Pelt you from street to street with stones
,

Till, falling dead …

A street. No stones. Just a truck. A two-ton truck hurtling at a hundred-pound girl, throwing her in the air till she lands ten feet away, her body broken.…

Shall tear your bodies limb from limb
.

Oh, God, I did not mean this. I did not mean for this to happen.

I stand up suddenly. “I have to be alone right now,” I say, and go to my room.

The second the door’s closed, I call Cassandra. I have trouble punching in the numbers; three tries to get it right. My fingers are not working at all. I’m a jangle of disconnected wires.

As the phone rings, I think, She has to answer. She has to. She’s the only one who can tell me what that spell could do. The only one who can say, “Chill. I just did it to make you feel stronger. It was a head game. There is no power to this stuff at all.”

It rings for a long time. Then goes to voice mail.

I hang up. Dial again. Again no answer.

My heart is banging in my chest. I don’t so much put the phone down as let it fall out of my hand.

Cassandra won’t talk to me. That means every awful thing I’m trying not to think is true. It means Cassandra knows what happened to Chloe and doesn’t want any contact between us.

Because we’re guilty. We sent something out into the world, and it killed Chloe.

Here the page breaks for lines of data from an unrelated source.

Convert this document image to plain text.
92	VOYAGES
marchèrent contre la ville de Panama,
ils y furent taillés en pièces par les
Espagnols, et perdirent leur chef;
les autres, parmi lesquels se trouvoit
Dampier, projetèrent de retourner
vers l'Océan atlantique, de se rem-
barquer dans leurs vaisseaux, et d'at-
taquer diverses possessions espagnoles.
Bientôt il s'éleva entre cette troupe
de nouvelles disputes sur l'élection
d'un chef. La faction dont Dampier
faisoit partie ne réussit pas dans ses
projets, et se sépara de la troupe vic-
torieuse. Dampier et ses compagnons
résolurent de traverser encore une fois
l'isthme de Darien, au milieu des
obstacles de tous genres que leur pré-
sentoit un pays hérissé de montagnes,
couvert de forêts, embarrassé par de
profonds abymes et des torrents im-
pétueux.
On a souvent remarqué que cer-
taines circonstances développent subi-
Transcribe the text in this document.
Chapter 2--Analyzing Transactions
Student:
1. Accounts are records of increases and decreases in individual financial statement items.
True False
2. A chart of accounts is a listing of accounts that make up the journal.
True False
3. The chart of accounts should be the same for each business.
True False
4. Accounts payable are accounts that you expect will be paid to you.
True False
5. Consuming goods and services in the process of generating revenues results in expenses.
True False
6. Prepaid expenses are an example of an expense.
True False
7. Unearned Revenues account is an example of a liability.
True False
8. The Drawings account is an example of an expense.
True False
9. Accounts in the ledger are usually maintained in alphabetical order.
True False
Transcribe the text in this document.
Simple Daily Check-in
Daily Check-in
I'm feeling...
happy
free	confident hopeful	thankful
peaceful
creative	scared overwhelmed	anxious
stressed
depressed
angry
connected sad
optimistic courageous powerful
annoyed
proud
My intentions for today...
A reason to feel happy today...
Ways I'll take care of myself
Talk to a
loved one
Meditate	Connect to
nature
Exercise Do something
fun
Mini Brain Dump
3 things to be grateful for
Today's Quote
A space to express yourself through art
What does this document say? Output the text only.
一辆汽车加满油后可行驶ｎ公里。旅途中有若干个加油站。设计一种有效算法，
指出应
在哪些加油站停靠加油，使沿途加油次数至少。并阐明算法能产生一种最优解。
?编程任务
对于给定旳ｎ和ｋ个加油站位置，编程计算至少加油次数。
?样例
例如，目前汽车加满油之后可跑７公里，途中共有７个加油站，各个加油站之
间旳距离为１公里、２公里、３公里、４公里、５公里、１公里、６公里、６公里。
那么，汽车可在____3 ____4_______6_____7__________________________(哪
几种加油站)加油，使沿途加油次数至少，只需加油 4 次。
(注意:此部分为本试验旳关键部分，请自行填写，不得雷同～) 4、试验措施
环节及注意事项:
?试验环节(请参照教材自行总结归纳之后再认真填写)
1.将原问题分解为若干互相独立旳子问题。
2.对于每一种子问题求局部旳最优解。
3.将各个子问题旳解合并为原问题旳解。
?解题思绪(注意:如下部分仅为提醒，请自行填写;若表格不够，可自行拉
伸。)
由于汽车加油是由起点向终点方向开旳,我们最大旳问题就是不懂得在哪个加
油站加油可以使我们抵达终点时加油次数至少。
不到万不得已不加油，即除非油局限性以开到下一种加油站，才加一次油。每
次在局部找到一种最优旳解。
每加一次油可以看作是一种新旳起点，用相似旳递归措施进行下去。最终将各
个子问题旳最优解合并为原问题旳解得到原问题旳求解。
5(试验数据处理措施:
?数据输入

I slide down the wall, pull myself in tight. I feel terrified of moving, aware that even the slightest motion could set off something that I never intended. I am hyperaware of my body, the ripples in the air caused by my breathing. The way my heat changes the atmosphere. If I move even a finger, it could change something. If I even think the wrong thing …

I see the truck, Chloe turning.

They say it sounds like a bomb going off, when a truck hits someone at high speed.

A little while later, there’s a knock at the door. My mother’s voice: “Honey?”

“No,” I say.

The door opens anyway. “Oh, baby—”

My mom makes me take a shower. “I promise,” she says firmly. “It helps.”